NAMED MULTIINDEX LEVELS
Sometimes it’s useful to name the levels of an MultiIndex object. Let’s have a look at the example from the previous part of the series:
import numpy as np
import pandas as pd
# the MultiIndex
a = pd.MultiIndex.from_tuples([('Asia', 2019), ('Asia', 2020), ('Australia', 2019), ('Australia', 2020)])
# the data
data = [100, 200,
150, 250]
# the Series object
s = pd.Series(data, index=a)
s
Although in this example it’s pretty obvious what the two levels are, it’s not always the case. As this Series object already exists, we can use the names attribute to set the names of the levels:
s.index.names = ['continent', 'year']
s
Now it’s even more obvious. You can also name the levels when you create a MultiIndex object. You just have to pass the names argument to the constructor. Let’s create a new MultiIndex to demonstrate this:
# We can use any method. In this example we'll use the from_product method.
p = pd.MultiIndex.from_product([['wild horses', 'boars', 'wolves'], ['Europe', 'Asia', 'North America']],
names=['species', 'region'])
p
# Now let's use the index to create a multi-indexed Series object.

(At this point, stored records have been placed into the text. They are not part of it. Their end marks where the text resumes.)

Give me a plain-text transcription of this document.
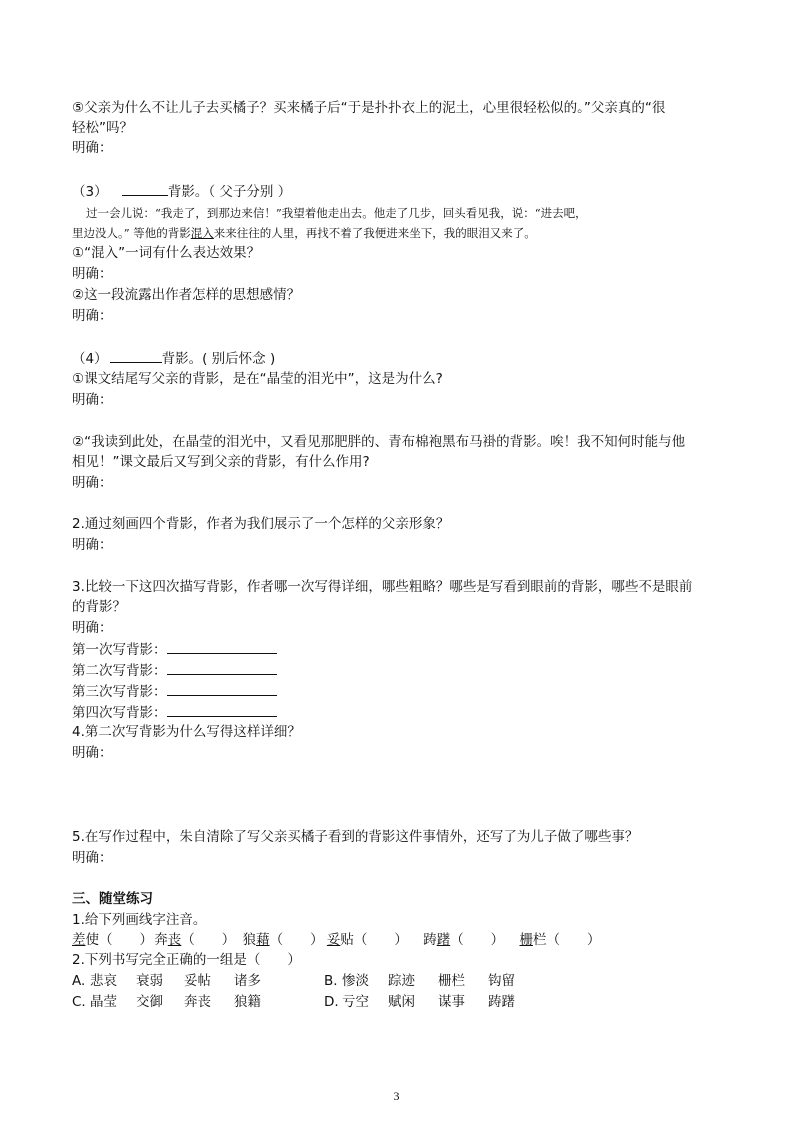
⑤父亲为什么不让儿子去买橘子？买来橘子后“于是扑扑衣上的泥土，心里很轻松似的。”父亲真的“很
轻松”吗？
明确：
（3）	背影。（ 父子分别 ）
过一会儿说：“我走了，到那边来信！”我望着他走出去。他走了几步，回头看见我，说：“进去吧，
里边没人。” 等他的背影混入来来往往的人里，再找不着了我便进来坐下，我的眼泪又来了。
①“混入”一词有什么表达效果？
明确：
②这一段流露出作者怎样的思想感情？
明确：
（4）	背影。( 别后怀念 )
①课文结尾写父亲的背影，是在“晶莹的泪光中”，这是为什么?
明确：
②“我读到此处，在晶莹的泪光中，又看见那肥胖的、青布棉袍黑布马褂的背影。唉！我不知何时能与他
相见！”课文最后又写到父亲的背影，有什么作用?
明确：
2.通过刻画四个背影，作者为我们展示了一个怎样的父亲形象？
明确：
3.比较一下这四次描写背影，作者哪一次写得详细，哪些粗略？哪些是写看到眼前的背影，哪些不是眼前
的背影？
明确：
第一次写背影：
第二次写背影：
第三次写背影：
第四次写背影：
4.第二次写背影为什么写得这样详细？
明确：
5.在写作过程中，朱自清除了写父亲买橘子看到的背影这件事情外，还写了为儿子做了哪些事？
明确：
三、随堂练习
1.给下列画线字注音。
差使（　　） 奔丧（　　） 狼藉（　　） 妥贴（　　） 踌躇（　　） 栅栏（　　）
2.下列书写完全正确的一组是（　　）
A. 悲哀 衰弱 妥帖 诸多	B. 惨淡 踪迹 栅栏 钩留
C. 晶莹 交御 奔丧 狼籍	D. 亏空 赋闲 谋事 踌躇
3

populations = np.array([1200, 2500, 850,
4900, 5400, 3600,
2100, 1900, 940])
# The populations above are given in thousands of individuals, so let's multiply
# each value by 1000 so that the actual data is displayed.
populations *= 1000
# Here's the Series object.
populations_by_region = pd.Series(populations, index=p)
populations_by_region
That’s it. As you can see, named levels make it easier for us to know what data is represented by each of them. In the next part of the series we’ll be talking about multi-indexed DataFrame columns.